Платон Набоков: Теперь уже трудно узнать сидящих здесь моих сокурсников по Литературному институту. Я пришел в институт из госпиталя в конце 42-го года. Вскоре мы познакомились с Аркадием. Тут уже говорили об обстановке того времени, и я не буду повторяться. Вспомню только, как нас по красной дорожке вызывали по очереди к Федосееву, директору института. А у Федосеева сидел некий человек в синей косоворотке и говорил: «Вы, вот, фронтовик. Вы та-та-та-та. Вы та-та. И Вы должны нам говорить, какие мысли у студ…» — «Я контужен, у меня вот голова пробита! Я в истерику могу! Я не помню, что я вчера говорил!» — «Ах, идите, идите…» Я уже был битый: отца расстреляли в 34-м, отчима в 37-м. Все мои тетки, сестры моей матери, пострадали, их мужья пострадали, попав в Литературный институт, горегорьковский литинститут, я понимал, как себя надо вести.

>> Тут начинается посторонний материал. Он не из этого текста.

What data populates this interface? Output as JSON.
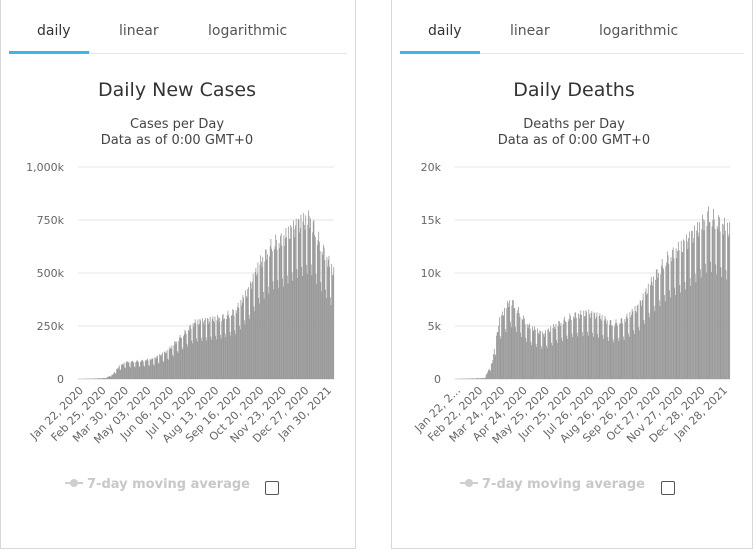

Сегодня вспоминали многое.
Не вспомнили, пожалуй, главное. То, что Аркадий создал вокруг себя группу наиболее талантливой, одаренной молодежи.
Я не могу о них не вспомнить поименно:
Надя Рашеева-Романовская. Она прекрасно знала поэзию Блока, написала о нем исследование. Больной человек, — она была арестована, выжила в лагерях и умерла вскоре после возвращения.
Георгий Ингал. Он написал прекрасную повесть-роман, очень сложную — они сродни в этом смысле с Аркадием — о Дебюсси. Начал писать роман о Чайковском. И Георгий, и Аркадий интересовались мной: все-таки я воевал, был пулеметчиком, многое видел. Помню один из наших последних разговоров с Георгием о будущем, которое нас ожидает после войны. От его жены я узнал, что он был убит в лагере. Когда я сам попал в лагерь, мне подтвердил это один заключенный. Георгий пытался восстановить роман о Дебюсси и прятал свои бумаги, что было совершенно недопустимо. Ты должен был показать заключенным, своим соседям, что ты пишешь, что ты делаешь. Это надо было делать открыто. Его приняли за стукача, а может быть, это была определенная провокация со стороны внутренних органов — кагэбэшных, лагерных. И заключенные его убили.